Krishna.Nunes 14/08/2023O ser humano e sua fascinação pela violênciaNós podemos questionar se a violência é natural ou algo que a sociedade faz conosco. Mas é inegável que o ser humano sente uma fascinação pela violência. Estamos constantemente em posição de luta predatória, conflito ou dominância. Somo até capazes de encontrar beleza nela, quando nos deparamos com uma obra de arte, seja uma pintura, um filme, uma canção ou um livro que esbanjam violência. Por estarmos imersos em ambientes hostis, a violência também se torna parte da nossa cultura, de quem nós somos. É esse esbanjamento exuberante de violência que torna Meridiano de sangue uma obra monumental.
A concisão e a singularidade da linguagem do texto, de maneira aparentemente paradoxal imprimem a essa narrativa um tom muito detalhado, com descrições gráficas e minuciosas, sem ser prolixo, pois cada detalhe não está ali à toa. Poucas vezes o diálogo é usado como recurso textual. As descrições do calor escaldante, da imundície, da secura, da poeira e da lama, da sede e do sangue, da eminência da morte, são normalmente o fio condutor para a criação de cenas esplendorosas.
O kid, um anti-herói sem nome, frágil e despedaçado, não passa de um garoto que fugiu de casa aos 14 anos e que algum tempo depois viaja ao meio-oeste americano. Ali ele será exposto a perigos que exigem de si uma capacidade de sobrevivência desmedida, e acabará por ser recrutado para fazer parte de um bando de mercenários liderados pelo capitão Glanton, que viaja pelo deserto praticando saques e assassinatos, coletando escalpes para serem vendidos a governadores mexicanos que pagavam por esse serviço.
O deserto não existe por si só. Ele necessita dos seus atores para fazer com que o clímax, que deixa o leitor num estado de constante expectativa, vá sendo elevado a um nível de desafio sobre-humano. Um grupo diverso de homens de origens variadas, com passados obscuros e diferentes motivações, cada um com um desejo de sobrevivência tão pungente que os compele a atos absurdos. Tudo os obriga a se munirem da violência como único recurso que os impede de passar de atores para cenário. De carne com sangue pulsante para poeira e ossos embranquecidos pelo sol.
A trama em si é repetitiva. Acompanhamos esses homens em seu trajeto pelo deserto encarando dia após dia as doenças, perigos, fome e poeira, até chegar ao próximo destino onde irão mais uma vez saquear, destruir e violentar. A grande constante nessa história é a morte vil, com o abandono de toda a fé e esperança.
O enigmático juiz Holden, uma personagem absolutamente atípica de um homem gigantesco, sem cabelos num corpo albino, um homem culto em meio a toda aquela ignorância, artista e conhecedor de literatura, filosofia e falante de vários idiomas, serve para o autor como o receptáculo e a voz de todas as referências que ele desejava tomar como temas filosóficos e psicológicos nessa obra.
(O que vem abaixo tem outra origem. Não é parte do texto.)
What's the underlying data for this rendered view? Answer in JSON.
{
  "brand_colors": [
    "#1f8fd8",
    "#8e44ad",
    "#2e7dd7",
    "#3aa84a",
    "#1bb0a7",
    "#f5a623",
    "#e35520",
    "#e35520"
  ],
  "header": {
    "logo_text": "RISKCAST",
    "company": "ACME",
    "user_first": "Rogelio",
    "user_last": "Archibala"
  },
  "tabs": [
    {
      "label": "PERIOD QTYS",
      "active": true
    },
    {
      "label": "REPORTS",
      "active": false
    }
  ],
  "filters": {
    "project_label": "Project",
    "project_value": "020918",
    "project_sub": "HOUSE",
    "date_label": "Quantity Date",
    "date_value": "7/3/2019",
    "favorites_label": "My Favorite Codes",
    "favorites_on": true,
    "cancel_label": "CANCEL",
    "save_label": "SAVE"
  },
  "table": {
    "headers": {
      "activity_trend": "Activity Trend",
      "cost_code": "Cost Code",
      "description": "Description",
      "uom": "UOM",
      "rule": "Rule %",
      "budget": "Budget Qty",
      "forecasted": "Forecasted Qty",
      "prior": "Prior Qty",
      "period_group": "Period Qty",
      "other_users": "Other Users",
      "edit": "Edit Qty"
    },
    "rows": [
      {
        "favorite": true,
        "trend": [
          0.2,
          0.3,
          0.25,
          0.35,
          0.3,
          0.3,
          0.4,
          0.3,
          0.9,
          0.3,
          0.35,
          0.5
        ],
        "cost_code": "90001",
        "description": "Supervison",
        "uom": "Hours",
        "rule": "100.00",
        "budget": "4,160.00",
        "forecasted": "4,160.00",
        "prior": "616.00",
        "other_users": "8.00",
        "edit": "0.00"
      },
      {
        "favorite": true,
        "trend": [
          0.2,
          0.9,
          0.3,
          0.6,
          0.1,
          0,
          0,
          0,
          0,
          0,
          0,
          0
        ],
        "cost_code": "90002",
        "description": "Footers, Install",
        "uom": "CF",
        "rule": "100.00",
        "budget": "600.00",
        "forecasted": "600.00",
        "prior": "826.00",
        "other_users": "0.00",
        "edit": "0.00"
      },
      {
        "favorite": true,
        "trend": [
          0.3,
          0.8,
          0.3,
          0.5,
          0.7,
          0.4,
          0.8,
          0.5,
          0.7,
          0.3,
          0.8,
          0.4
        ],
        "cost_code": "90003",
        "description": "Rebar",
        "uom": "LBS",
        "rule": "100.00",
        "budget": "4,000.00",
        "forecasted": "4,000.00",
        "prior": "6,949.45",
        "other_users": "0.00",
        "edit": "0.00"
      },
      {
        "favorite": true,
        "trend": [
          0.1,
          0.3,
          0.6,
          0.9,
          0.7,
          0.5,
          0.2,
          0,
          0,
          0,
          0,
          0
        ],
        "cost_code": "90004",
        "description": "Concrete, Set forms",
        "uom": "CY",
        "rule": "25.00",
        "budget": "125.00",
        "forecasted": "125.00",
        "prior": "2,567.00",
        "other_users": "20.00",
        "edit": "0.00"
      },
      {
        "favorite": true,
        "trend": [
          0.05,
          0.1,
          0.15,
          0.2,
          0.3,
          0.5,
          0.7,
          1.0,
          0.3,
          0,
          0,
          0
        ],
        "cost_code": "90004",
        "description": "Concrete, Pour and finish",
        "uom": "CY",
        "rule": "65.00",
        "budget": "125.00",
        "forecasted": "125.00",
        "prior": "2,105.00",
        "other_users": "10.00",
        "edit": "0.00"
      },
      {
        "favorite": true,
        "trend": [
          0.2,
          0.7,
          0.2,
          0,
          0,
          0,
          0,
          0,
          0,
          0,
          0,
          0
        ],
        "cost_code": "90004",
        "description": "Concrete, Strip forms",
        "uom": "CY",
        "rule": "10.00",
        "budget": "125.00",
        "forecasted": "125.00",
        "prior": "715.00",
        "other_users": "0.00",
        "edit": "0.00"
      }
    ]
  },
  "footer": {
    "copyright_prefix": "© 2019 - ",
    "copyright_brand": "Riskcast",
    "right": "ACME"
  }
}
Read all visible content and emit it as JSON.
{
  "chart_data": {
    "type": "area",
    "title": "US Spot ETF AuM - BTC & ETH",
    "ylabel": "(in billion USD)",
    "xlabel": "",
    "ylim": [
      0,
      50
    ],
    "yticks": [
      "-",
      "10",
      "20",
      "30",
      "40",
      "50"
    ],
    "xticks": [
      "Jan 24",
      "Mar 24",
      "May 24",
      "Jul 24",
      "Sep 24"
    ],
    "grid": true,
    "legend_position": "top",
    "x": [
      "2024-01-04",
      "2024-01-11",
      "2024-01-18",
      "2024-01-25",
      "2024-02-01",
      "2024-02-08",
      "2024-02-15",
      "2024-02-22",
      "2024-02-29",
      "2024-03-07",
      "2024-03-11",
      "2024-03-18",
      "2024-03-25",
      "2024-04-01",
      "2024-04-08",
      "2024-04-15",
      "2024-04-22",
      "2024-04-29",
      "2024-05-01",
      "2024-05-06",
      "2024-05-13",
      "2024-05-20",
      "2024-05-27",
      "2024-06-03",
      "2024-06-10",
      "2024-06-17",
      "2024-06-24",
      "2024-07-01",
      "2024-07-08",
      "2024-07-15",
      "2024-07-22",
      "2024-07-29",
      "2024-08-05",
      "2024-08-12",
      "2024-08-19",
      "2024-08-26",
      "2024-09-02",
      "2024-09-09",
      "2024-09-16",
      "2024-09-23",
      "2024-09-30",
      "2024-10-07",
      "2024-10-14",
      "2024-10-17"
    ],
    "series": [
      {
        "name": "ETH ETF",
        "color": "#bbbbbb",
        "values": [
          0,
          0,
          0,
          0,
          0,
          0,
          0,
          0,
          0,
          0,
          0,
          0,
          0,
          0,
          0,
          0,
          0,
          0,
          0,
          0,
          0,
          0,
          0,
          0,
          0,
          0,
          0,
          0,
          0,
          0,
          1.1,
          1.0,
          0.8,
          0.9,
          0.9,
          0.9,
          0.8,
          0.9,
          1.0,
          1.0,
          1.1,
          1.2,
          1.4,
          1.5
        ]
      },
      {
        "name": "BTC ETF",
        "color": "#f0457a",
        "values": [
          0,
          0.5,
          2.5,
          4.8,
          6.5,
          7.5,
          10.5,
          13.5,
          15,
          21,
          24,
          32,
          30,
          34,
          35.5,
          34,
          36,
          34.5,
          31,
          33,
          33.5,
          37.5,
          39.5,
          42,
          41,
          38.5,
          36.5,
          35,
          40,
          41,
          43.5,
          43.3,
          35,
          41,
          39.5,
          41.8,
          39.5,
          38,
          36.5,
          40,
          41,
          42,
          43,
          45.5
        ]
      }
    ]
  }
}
Referências colossais a Milton, a Dante, a Goethe e especialmente à própria bíblia são desenroladas nas lições do juiz e nos debates que ele desencadeia ou protagoniza.
A narrativa bíblica e a dualidade entre o bem e o mal estão sempre presentes, especialmente no arco final do livro, em que o kid retorna ao protagonismo numa perseguição final em que as referências morais começam a perder o sentido para aqueles miseráveis buscando nada mais que a própria sobrevivência.
A estética da violência, do cenário e da linguagem permitem que a obra de McCarthy seja comparada à grande obra-prima da literatura brasileira, Grande sertão: veredas. Com um ambiente de homens brutalizados e um cenário desumanizante que exigem a violência como recurso inescapável, e com linguagens que se moldam de forma poética à secura desses ambientes, cada um desses livros remete a contextos de guerrilha, fé, sobrevivência e morte que são inseparáveis das Histórias de cada um dos seus países.